I am trying to add a simple text box to a recipe specifically the textcat.teach recipe as I want to annotate/classify some text samples and to keep the model in the loop.
I copied the recipe from here and added a blocks variable to the config and also added the pipeline argument to the textclassifier model (as shown here):
import prodigy
from prodigy.components.loaders import JSONL
from prodigy.models.textcat import TextClassifier
from prodigy.models.matcher import PatternMatcher
from prodigy.components.sorters import prefer_uncertain
from prodigy.util import combine_models, split_string
import spacy
from typing import List, Optional
# Recipe decorator with argument annotations: (description, argument type,
# shortcut, type / converter function called on value before it's passed to
# the function). Descriptions are also shown when typing --help.
@prodigy.recipe(
"textcat.teach.BOX",
dataset=("The dataset to use", "positional", None, str),
spacy_model=("The base model", "positional", None, str),
source=("The source data as a JSONL file", "positional", None, str),
label=("One or more comma-separated labels", "option", "l", split_string),
patterns=("Optional match patterns", "option", "p", str),
exclude=("Names of datasets to exclude", "option", "e", split_string),
)
def textcat_teach(
dataset: str,
spacy_model: str,
source: str,
label: Optional[List[str]] = None,
patterns: Optional[str] = None,
exclude: Optional[List[str]] = None,
):
"""
Collect the best possible training data for a text classification model
with the model in the loop. Based on your annotations, Prodigy will decide
which questions to ask next.
"""
blocks = [
{"view_id": "text_input", "field_rows": 3, "field_label": "Explain your decision"}
]
# Load the stream from a JSONL file and return a generator that yields a
# dictionary for each example in the data.
stream = JSONL(source)
# Load the spaCy model
nlp = spacy.load(spacy_model)
# Initialize Prodigy's text classifier model, which outputs
# (score, example) tuples
model = TextClassifier(nlp, label, pipe_name="textcat")
if patterns is None:
# No patterns are used, so just use the model to suggest examples
# and only use the model's update method as the update callback
predict = model
update = model.update
else:
# Initialize the pattern matcher and load in the JSONL patterns.

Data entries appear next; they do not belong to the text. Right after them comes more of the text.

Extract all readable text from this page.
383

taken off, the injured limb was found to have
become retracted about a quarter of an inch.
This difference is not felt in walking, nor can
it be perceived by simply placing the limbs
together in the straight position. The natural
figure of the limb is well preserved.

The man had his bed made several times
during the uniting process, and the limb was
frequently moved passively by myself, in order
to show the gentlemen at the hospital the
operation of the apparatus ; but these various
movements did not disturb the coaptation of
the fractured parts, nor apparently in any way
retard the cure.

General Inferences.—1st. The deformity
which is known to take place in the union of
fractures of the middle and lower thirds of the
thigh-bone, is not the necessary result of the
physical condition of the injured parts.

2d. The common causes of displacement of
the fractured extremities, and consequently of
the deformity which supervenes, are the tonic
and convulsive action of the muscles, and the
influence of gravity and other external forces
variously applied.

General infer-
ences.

# Set the matcher to not label the highlighted spans, only the text.
matcher = PatternMatcher(
nlp,
prior_correct=5.0,
prior_incorrect=5.0,
label_span=False,
label_task=True,
)
matcher = matcher.from_disk(patterns)
# Combine the NER model and the matcher and interleave their
# suggestions and update both at the same time
predict, update = combine_models(model, matcher)
# Use the prefer_uncertain sorter to focus on suggestions that the model
# is most uncertain about (i.e. with a score closest to 0.5). The model
# yields (score, example) tuples and the sorter yields just the example
stream = prefer_uncertain(predict(stream))
return {
"view_id": "classification", # Annotation interface to use
"dataset": dataset, # Name of dataset to save annotations
"stream": stream, # Incoming stream of examples
"update": update, # Update callback, called with batch of answers
"exclude": exclude, # List of dataset names to exclude
"config": {"lang": nlp.lang, "blocks": blocks}, # Additional config settings, mostly for app UI
}
but when I try to run:
python -m prodigy textcat.teach.BOX news_groups blank:en newsgroups_space.txt --label NODULE --patterns nodule_patterns.jsonl -F text_cat_with_box.py
I get:
File "text_cat_with_box.py", line 48, in textcat_teach
model = TextClassifier(nlp, label, pipe_name="textcat")
File "cython_src\prodigy\models\textcat.pyx", line 90, in prodigy.models.textcat.TextClassifier.__init__
File "cython_src\prodigy\models\textcat.pyx", line 23, in prodigy.models.textcat.infer_exclusive
ValueError: Can't infer exclusive vs. non-exclusive categories from 'textcat': not in the pipeline. Available: []
How would I add a simple text box where the annotator can give a reason to their choice for this recipe? I also tried just pasting the code directly and running it and it gives the same error. Any ideas what could be happening here?